Friday was Eid al-Adha, one of the most important holy days for Muslim Moroccans. It is the feast of sacrifice, when families get together and slaughter a sheep in honour of Ibrahim (or Abraham) and his test of faith. When I was in Istanbul, I would occasionally see the sheep and sometimes cattle being taken outside the city where makeshift abbatoirs were set up for the holiday. Sheep would be carried on the backs of trucks and in car trunks, looking rather bewildered to say the least. I have a vivid memory of the gutters running red with blood in Cairo, the scent of animal and iron in the hot air, the rusty handprints of the devout dripping on the walls of houses.

Here in Rabat, the musty smell of livestock permeates the air a few days before the Eid, and the bleating of sheep echoes from basements and rooftops alike. Our neighbours had four on their roof, and though I am a meat eater and respect that people have their traditions and beliefs, I must admit that I felt unsettled by the sight of those sheep on that roof. A roof, like a basement, is no place for an animal, and I knew that within a couple of hours, their lives would end on that roof. The only comfort was that they would be eaten and appreciated by families who came together in celebration, the meat shared with neighbours, friends, and the less fortunate— there would be little waste. A far better fate than for those poor creatures of feedlots and mass manufacturing in the West.



Many of my students love this Eid— they tell me it's like Christmas, and look forward to spending precious time with their loved ones. Some admit that they feel bad for the sheep, but value the holiday, and their beliefs. A friend of mine in Turkey once divulged her childhood Eid memories (Eid al-Adha is called Kurban Bayram in Turkish), which typically involved her mother calling over the girls to help her wash out the entrails for making sausages. The smell haunted her into adulthood, but it was a happy and cherished time that she spent with her mother, sisters, and aunts. It reminds me of Thanksgiving with my mother— only far removed from the killing and processing of the turkey (though there was that one time my mum had to pluck one of the birds).
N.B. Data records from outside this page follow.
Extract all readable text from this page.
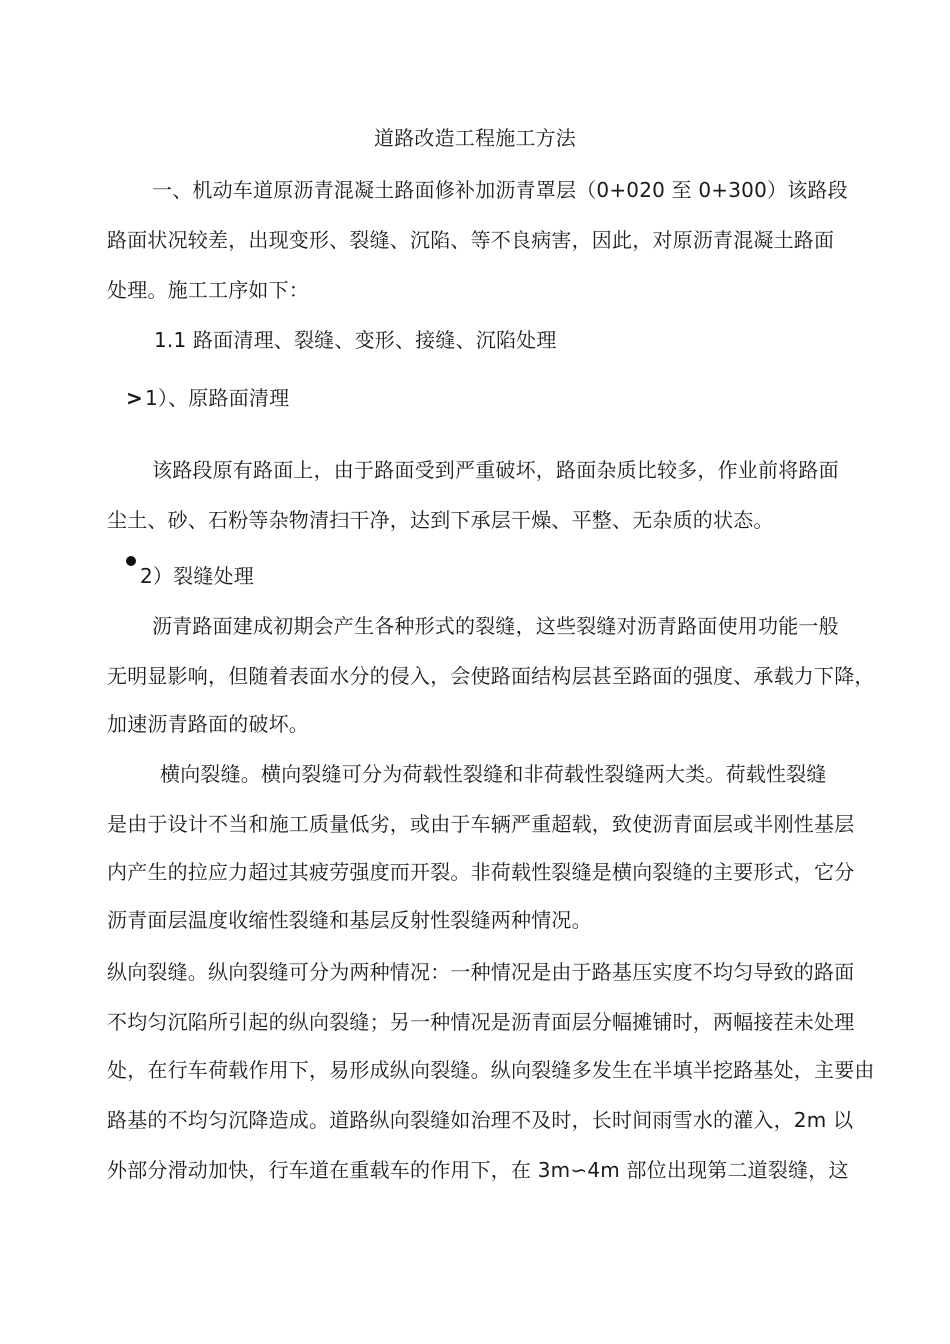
道路改造工程施工方法
一、机动车道原沥青混凝土路面修补加沥青罩层（0+020 至 0+300）该路段
路面状况较差，出现变形、裂缝、沉陷、等不良病害，因此，对原沥青混凝土路面
处理。施工工序如下：
1.1 路面清理、裂缝、变形、接缝、沉陷处理
> 1）、原路面清理
该路段原有路面上，由于路面受到严重破坏，路面杂质比较多，作业前将路面
尘土、砂、石粉等杂物清扫干净，达到下承层干燥、平整、无杂质的状态。
2）裂缝处理
沥青路面建成初期会产生各种形式的裂缝，这些裂缝对沥青路面使用功能一般
无明显影响，但随着表面水分的侵入，会使路面结构层甚至路面的强度、承载力下降，
加速沥青路面的破坏。
横向裂缝。横向裂缝可分为荷载性裂缝和非荷载性裂缝两大类。荷载性裂缝
是由于设计不当和施工质量低劣，或由于车辆严重超载，致使沥青面层或半刚性基层
内产生的拉应力超过其疲劳强度而开裂。非荷载性裂缝是横向裂缝的主要形式，它分
沥青面层温度收缩性裂缝和基层反射性裂缝两种情况。
纵向裂缝。纵向裂缝可分为两种情况：一种情况是由于路基压实度不均匀导致的路面
不均匀沉陷所引起的纵向裂缝；另一种情况是沥青面层分幅摊铺时，两幅接茬未处理
处，在行车荷载作用下，易形成纵向裂缝。纵向裂缝多发生在半填半挖路基处，主要由
路基的不均匀沉降造成。道路纵向裂缝如治理不及时，长时间雨雪水的灌入，2m 以
外部分滑动加快，行车道在重载车的作用下，在 3m∽4m 部位出现第二道裂缝，这
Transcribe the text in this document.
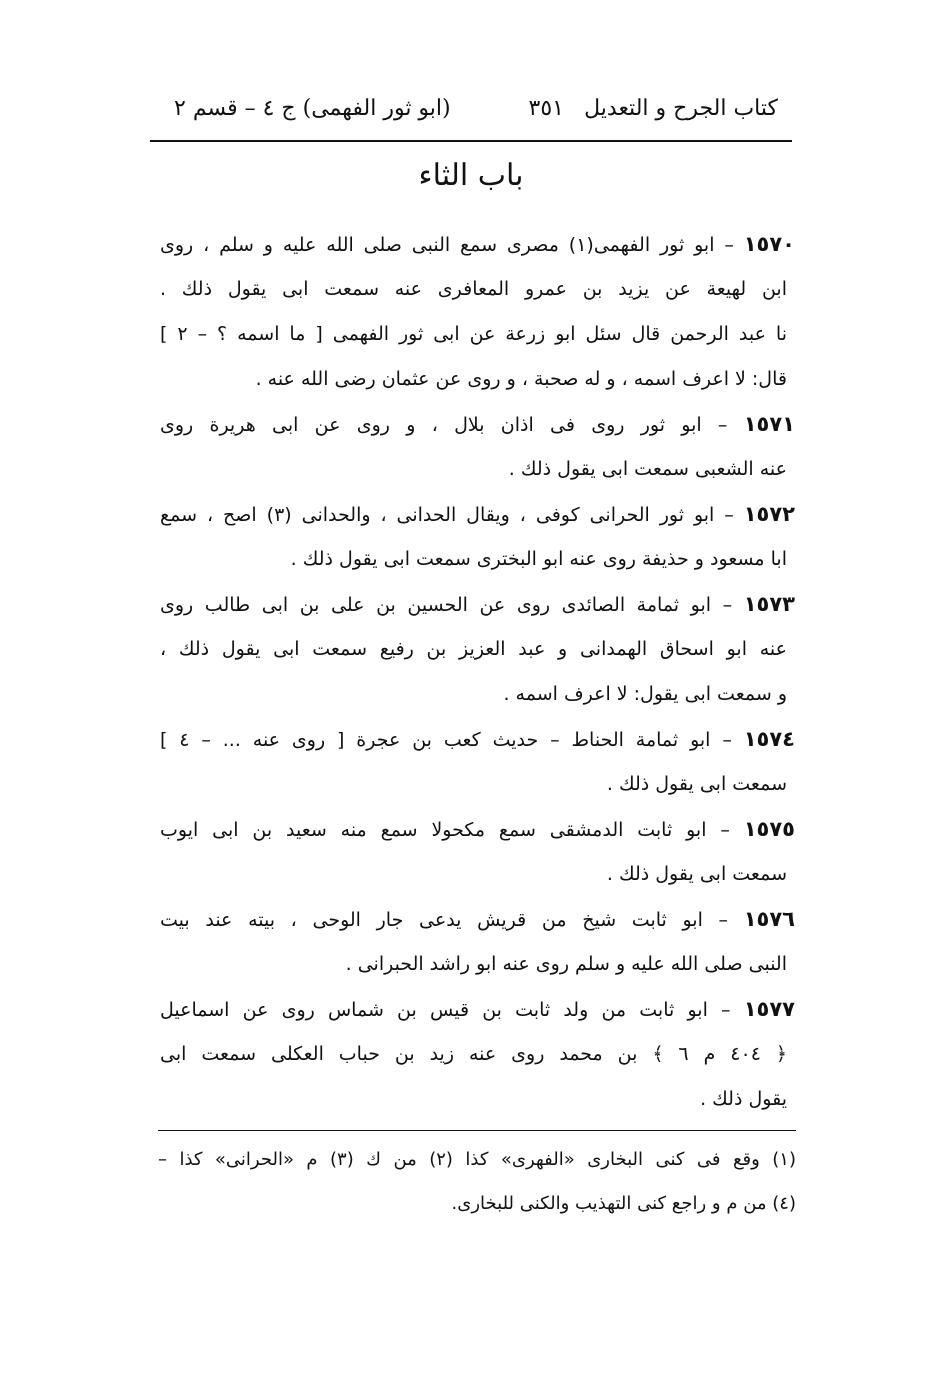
كتاب الجرح و التعديل
٣٥١
(ابو ثور الفهمى) ج ٤ – قسم ٢
باب الثاء
١٥٧٠ – ابو ثور الفهمى(١) مصرى سمع النبى صلى الله عليه و سلم ، روى
ابن لهيعة عن يزيد بن عمرو المعافرى عنه سمعت ابى يقول ذلك .
نا عبد الرحمن قال سئل ابو زرعة عن ابى ثور الفهمى [ ما اسمه ؟ – ٢ ]
قال: لا اعرف اسمه ، و له صحبة ، و روى عن عثمان رضى الله عنه .
١٥٧١ – ابو ثور روى فى اذان بلال ، و روى عن ابى هريرة روى
عنه الشعبى سمعت ابى يقول ذلك .
١٥٧٢ – ابو ثور الحرانى كوفى ، ويقال الحدانى ، والحدانى (٣) اصح ، سمع
ابا مسعود و حذيفة روى عنه ابو البخترى سمعت ابى يقول ذلك .
١٥٧٣ – ابو ثمامة الصائدى روى عن الحسين بن على بن ابى طالب روى
عنه ابو اسحاق الهمدانى و عبد العزيز بن رفيع سمعت ابى يقول ذلك ،
و سمعت ابى يقول: لا اعرف اسمه .
١٥٧٤ – ابو ثمامة الحناط – حديث كعب بن عجرة [ روى عنه ... – ٤ ]
سمعت ابى يقول ذلك .
١٥٧٥ – ابو ثابت الدمشقى سمع مكحولا سمع منه سعيد بن ابى ايوب
سمعت ابى يقول ذلك .
١٥٧٦ – ابو ثابت شيخ من قريش يدعى جار الوحى ، بيته عند بيت
النبى صلى الله عليه و سلم روى عنه ابو راشد الحبرانى .
١٥٧٧ – ابو ثابت من ولد ثابت بن قيس بن شماس روى عن اسماعيل
﴿ ٤٠٤ م ٦ ﴾ بن محمد روى عنه زيد بن حباب العكلى سمعت ابى
يقول ذلك .
(١) وقع فى كنى البخارى «الفهرى» كذا (٢) من ك (٣) م «الحرانى» كذا –
(٤) من م و راجع كنى التهذيب والكنى للبخارى.
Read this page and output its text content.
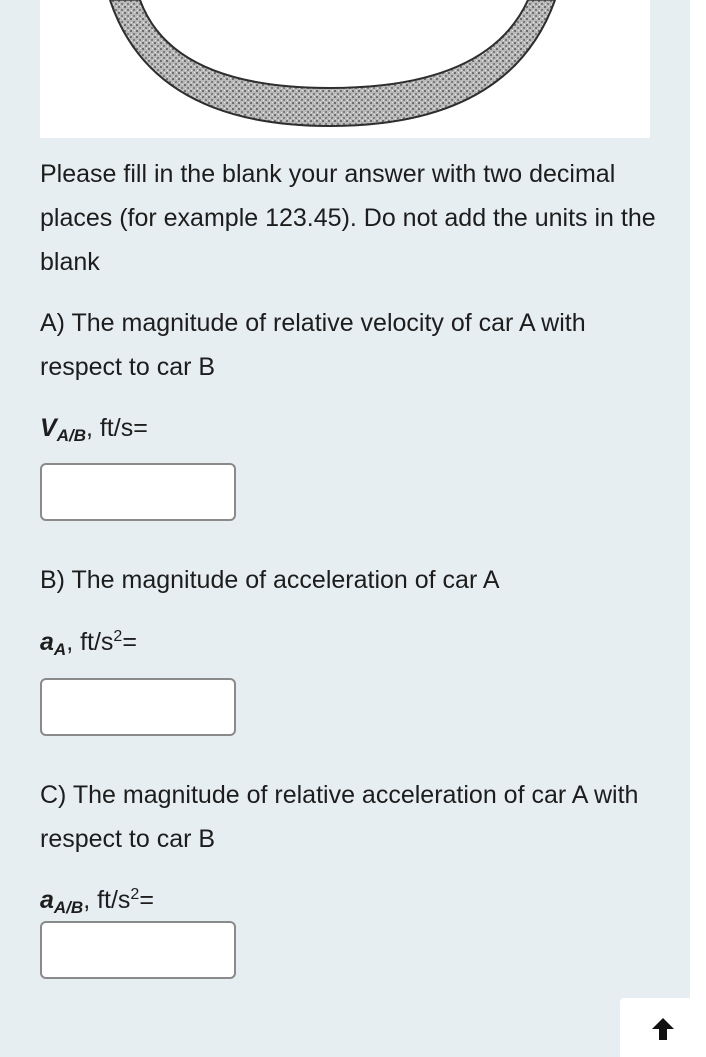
Please fill in the blank your answer with two decimal places (for example 123.45). Do not add the units in the blank

A) The magnitude of relative velocity of car A with respect to car B

$V_{A/B}$, ft/s=

B) The magnitude of acceleration of car A

$a_A$, $ft/s^2=$

C) The magnitude of relative acceleration of car A with respect to car B

$a_{A/B}$, $ft/s^2=$
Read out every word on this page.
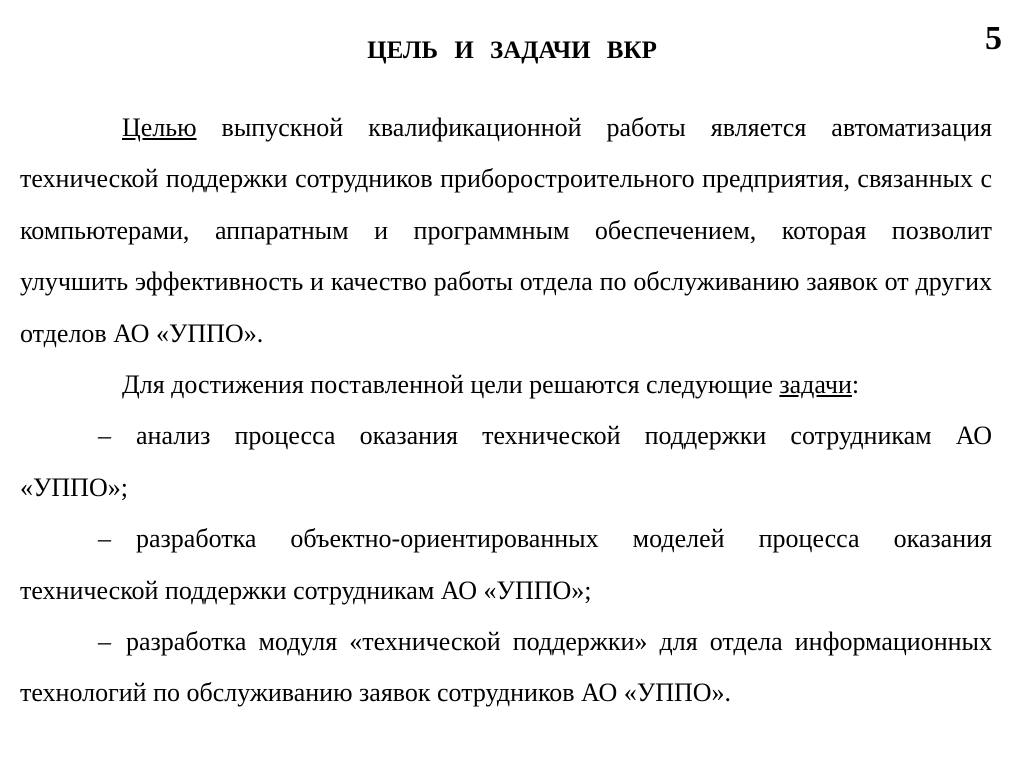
5
ЦЕЛЬ И ЗАДАЧИ ВКР

Целью выпускной квалификационной работы является автоматизация технической поддержки сотрудников приборостроительного предприятия, связанных с компьютерами, аппаратным и программным обеспечением, которая позволит улучшить эффективность и качество работы отдела по обслуживанию заявок от других отделов АО «УППО».

Для достижения поставленной цели решаются следующие задачи:

– анализ процесса оказания технической поддержки сотрудникам АО «УППО»;

– разработка объектно-ориентированных моделей процесса оказания технической поддержки сотрудникам АО «УППО»;

– разработка модуля «технической поддержки» для отдела информационных технологий по обслуживанию заявок сотрудников АО «УППО».
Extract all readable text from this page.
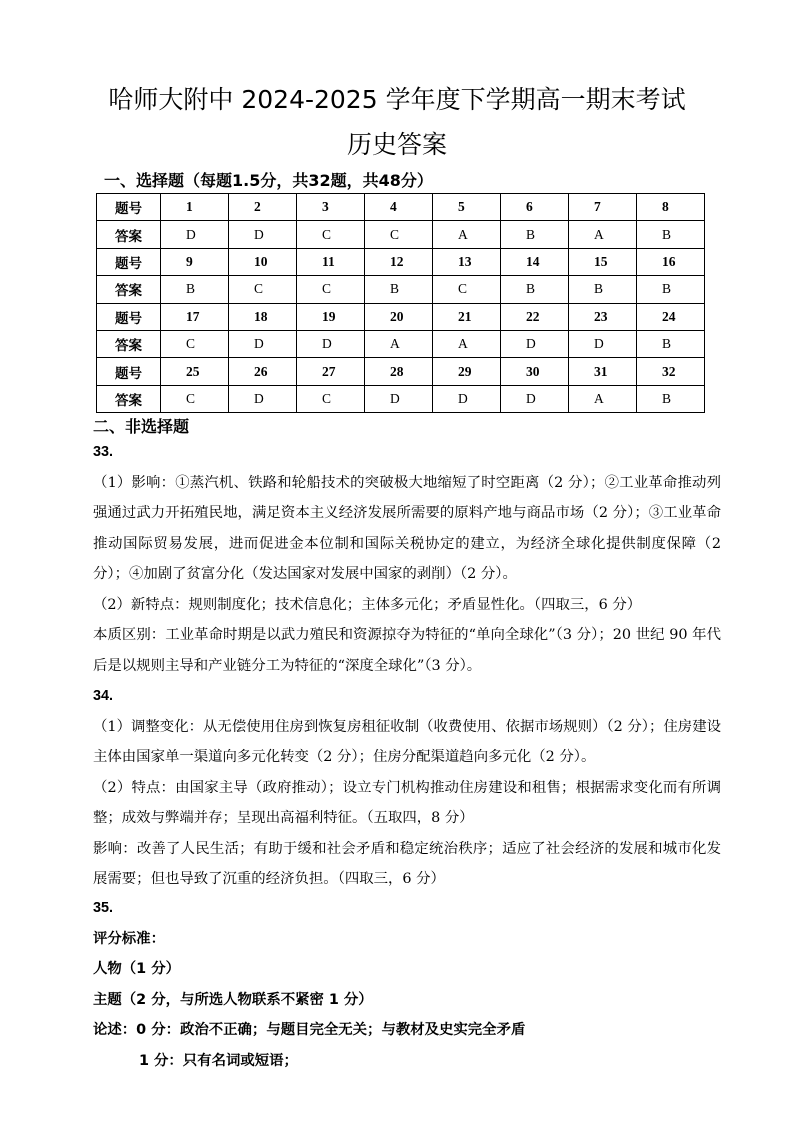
哈师大附中 2024-2025 学年度下学期高一期末考试
历史答案
一、选择题（每题1.5分，共32题，共48分）
题号	1	2	3	4	5	6	7	8
答案	D	D	C	C	A	B	A	B
题号	9	10	11	12	13	14	15	16
答案	B	C	C	B	C	B	B	B
题号	17	18	19	20	21	22	23	24
答案	C	D	D	A	A	D	D	B
题号	25	26	27	28	29	30	31	32
答案	C	D	C	D	D	D	A	B
二、非选择题
33.

（1）影响：①蒸汽机、铁路和轮船技术的突破极大地缩短了时空距离（2 分）；②工业革命推动列强通过武力开拓殖民地，满足资本主义经济发展所需要的原料产地与商品市场（2 分）；③工业革命推动国际贸易发展，进而促进金本位制和国际关税协定的建立，为经济全球化提供制度保障（2 分）；④加剧了贫富分化（发达国家对发展中国家的剥削）（2 分）。

（2）新特点：规则制度化；技术信息化；主体多元化；矛盾显性化。（四取三，6 分）

本质区别：工业革命时期是以武力殖民和资源掠夺为特征的“单向全球化”（3 分）；20 世纪 90 年代后是以规则主导和产业链分工为特征的“深度全球化”（3 分）。

34.

（1）调整变化：从无偿使用住房到恢复房租征收制（收费使用、依据市场规则）（2 分）；住房建设主体由国家单一渠道向多元化转变（2 分）；住房分配渠道趋向多元化（2 分）。

（2）特点：由国家主导（政府推动）；设立专门机构推动住房建设和租售；根据需求变化而有所调整；成效与弊端并存；呈现出高福利特征。（五取四，8 分）

影响：改善了人民生活；有助于缓和社会矛盾和稳定统治秩序；适应了社会经济的发展和城市化发展需要；但也导致了沉重的经济负担。（四取三，6 分）

35.
评分标准：
人物（1 分）
主题（2 分，与所选人物联系不紧密 1 分）
论述：0 分：政治不正确；与题目完全无关；与教材及史实完全矛盾
1 分：只有名词或短语；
So Eid Mubarak to my Muslim friends! I hope you are having a wonderful time with your loved ones, and wish you many more dear memories with them.

Friday, September 1, 2017

lines in the sand

from himalaya to sahara



We woke just before dawn, after a night of drumming under a bright moon. The air was cool and damp, and it seemed like our little camp was home to the only people in the world, and the world was silent, except for the occasional snort of a camel or raven's chuckle. I watched Tsewang follow the edge of a dune in his socks, marvelling at the softness of the orange sand.



I wondered what was running through his head, this boy from the Himalaya, sifting the Sahara through his fingers.